Argentina calls on central banks to purchase its debt

Bloomberg

Sun, Sep 09, 2018 - Page 16

Argentina, reeling from its worst currency crisis in 17 years, is proposing that its counterparts in the developed world ditch the rule book and buy the sovereign debt of emerging markets as part of their reserves.

Central Bank of Argentina President Luis Caputo called on central banks to invest as much as 2 percent of their reserves in countries with loan packages from the IMF.

Caputo on Friday told finance executives in Mendoza, Argentina, that he planned to pitch the idea at a meeting of central bank heads in Basel, Switzerland, this weekend.

He said that he has discussed the plan with European Central Bank President Mario Draghi and Bank for International Settlements General Manager Agustin Carstens.

“It’s a concrete proposal and they are going to give me time to explain it all,” Caputo said. “Developed nations should be able to have the choice to buy even a small part, perhaps 2 percent of reserves, of debt from emerging markets that have an IMF program.”

The idea could prove a tough sell after this year’s rout in emerging markets, fueled by a currency crisis in Argentina and Turkey that helped send bond spreads over US Treasuries close to the highest since 2016.

Investors are starting to speak of contagion as South Africa falls into recession, bringing the rand down with it, and Indonesia’s flirts with a milestone in currency weakness not seen since the 1997-1998 Asian financial crisis.

Argentina is in talks to speed up disbursement of money from a record US$50 billion credit line with the IMF.

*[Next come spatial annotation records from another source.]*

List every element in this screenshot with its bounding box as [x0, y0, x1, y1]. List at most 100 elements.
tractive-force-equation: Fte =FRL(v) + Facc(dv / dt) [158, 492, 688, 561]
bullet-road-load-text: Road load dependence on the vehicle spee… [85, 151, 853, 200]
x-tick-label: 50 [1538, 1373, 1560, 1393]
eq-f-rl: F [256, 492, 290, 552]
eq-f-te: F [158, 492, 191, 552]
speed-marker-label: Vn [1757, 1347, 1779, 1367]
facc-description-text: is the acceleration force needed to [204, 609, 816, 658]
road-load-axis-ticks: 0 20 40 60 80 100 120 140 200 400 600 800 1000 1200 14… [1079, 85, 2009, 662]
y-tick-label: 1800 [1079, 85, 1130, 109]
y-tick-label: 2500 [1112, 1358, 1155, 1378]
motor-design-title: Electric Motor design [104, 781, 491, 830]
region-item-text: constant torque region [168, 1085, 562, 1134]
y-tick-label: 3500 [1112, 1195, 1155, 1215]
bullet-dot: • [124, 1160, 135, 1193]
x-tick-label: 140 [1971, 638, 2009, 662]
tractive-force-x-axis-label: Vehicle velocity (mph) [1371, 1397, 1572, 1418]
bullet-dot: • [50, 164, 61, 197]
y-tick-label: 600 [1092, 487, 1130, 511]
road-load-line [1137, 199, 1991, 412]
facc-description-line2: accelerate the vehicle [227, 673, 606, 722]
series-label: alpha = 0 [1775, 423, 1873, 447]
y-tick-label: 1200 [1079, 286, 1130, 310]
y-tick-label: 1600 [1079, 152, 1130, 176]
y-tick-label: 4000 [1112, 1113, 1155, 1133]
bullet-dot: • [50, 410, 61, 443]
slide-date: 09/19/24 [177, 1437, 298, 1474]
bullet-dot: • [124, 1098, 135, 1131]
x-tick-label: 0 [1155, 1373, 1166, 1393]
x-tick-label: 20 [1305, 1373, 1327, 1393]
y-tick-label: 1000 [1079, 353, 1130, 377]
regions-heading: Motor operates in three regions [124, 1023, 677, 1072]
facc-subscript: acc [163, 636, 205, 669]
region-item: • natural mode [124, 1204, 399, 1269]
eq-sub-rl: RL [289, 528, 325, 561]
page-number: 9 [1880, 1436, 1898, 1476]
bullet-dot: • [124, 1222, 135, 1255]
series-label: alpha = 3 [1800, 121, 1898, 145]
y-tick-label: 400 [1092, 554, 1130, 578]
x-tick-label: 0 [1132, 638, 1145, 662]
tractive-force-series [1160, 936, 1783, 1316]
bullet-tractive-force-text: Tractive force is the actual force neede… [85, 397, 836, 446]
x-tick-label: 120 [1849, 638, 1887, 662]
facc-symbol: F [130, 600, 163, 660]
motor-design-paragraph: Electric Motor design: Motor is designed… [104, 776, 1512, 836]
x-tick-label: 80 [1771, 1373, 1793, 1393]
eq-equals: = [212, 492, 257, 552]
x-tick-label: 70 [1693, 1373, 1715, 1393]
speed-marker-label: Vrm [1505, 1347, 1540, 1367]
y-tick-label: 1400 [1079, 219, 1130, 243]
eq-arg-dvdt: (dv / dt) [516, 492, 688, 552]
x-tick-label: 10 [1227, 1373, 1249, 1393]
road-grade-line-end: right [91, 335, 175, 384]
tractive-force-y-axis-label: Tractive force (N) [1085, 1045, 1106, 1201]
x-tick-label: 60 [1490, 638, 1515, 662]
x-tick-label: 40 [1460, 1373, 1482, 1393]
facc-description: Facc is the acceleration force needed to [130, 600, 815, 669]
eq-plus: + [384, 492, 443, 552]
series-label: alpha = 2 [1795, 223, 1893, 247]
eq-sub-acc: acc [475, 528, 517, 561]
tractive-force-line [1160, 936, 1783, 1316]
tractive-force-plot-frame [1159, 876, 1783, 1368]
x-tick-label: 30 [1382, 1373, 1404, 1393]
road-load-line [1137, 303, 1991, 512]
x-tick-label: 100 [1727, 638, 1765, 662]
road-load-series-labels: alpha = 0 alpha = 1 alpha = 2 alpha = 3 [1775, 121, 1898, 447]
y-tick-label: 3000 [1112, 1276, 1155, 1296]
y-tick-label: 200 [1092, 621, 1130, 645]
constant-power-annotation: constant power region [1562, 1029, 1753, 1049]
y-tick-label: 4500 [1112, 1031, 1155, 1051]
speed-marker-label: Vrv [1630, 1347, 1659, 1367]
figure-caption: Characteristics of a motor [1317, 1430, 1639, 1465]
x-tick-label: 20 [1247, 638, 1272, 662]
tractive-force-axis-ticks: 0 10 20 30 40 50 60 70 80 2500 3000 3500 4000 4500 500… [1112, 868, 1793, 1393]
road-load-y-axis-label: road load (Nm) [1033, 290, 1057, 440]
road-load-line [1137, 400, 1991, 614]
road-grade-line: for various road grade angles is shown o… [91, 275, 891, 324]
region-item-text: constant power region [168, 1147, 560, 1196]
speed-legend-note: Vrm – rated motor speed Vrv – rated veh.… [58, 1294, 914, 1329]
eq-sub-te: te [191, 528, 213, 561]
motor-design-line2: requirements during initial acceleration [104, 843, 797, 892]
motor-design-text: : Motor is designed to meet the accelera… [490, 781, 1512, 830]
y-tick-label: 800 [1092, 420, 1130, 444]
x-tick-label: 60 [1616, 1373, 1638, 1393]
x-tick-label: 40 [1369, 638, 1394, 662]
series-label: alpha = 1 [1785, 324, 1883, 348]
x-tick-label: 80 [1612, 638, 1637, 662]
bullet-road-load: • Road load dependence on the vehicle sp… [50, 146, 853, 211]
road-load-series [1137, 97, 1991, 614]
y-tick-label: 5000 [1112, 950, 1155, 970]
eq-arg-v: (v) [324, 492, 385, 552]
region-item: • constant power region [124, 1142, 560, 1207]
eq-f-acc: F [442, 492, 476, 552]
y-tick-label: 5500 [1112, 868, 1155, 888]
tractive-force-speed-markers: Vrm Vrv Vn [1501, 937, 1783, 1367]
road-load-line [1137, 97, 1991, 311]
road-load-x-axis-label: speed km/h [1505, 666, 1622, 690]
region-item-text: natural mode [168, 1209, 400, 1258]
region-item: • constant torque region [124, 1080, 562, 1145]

The peso’s decline worsened amid concern about the government’s ability to finance itself during the second recession in three years.

Caputo last week raised the key interest rate to 60 percent to curb rampant inflation.

The US Federal Reserve does not hold any foreign debt on its balance sheets, making Caputo’s proposal a novel concept for major central banks.

The ECB declined to comment.

More than a dozen countries are in programs with the IMF, its Web site said.

“I can’t really see this happening,” Aberdeen Asset Management head of emerging market sovereign debt Edwin Gutierrez said.

“In my experience in running money for central banks and sovereign wealth funds, they usually have fairly high ratings thresholds. They do buy some EM [emerging markets] bonds, but I wouldn’t count on them being major buyers of bonds from lower rated emerging markets like Argentina,” Gutierrez said.

“There’s more than one nation that would like to do more for us and apply some of the policies they applied in their own crises,” Caputo said.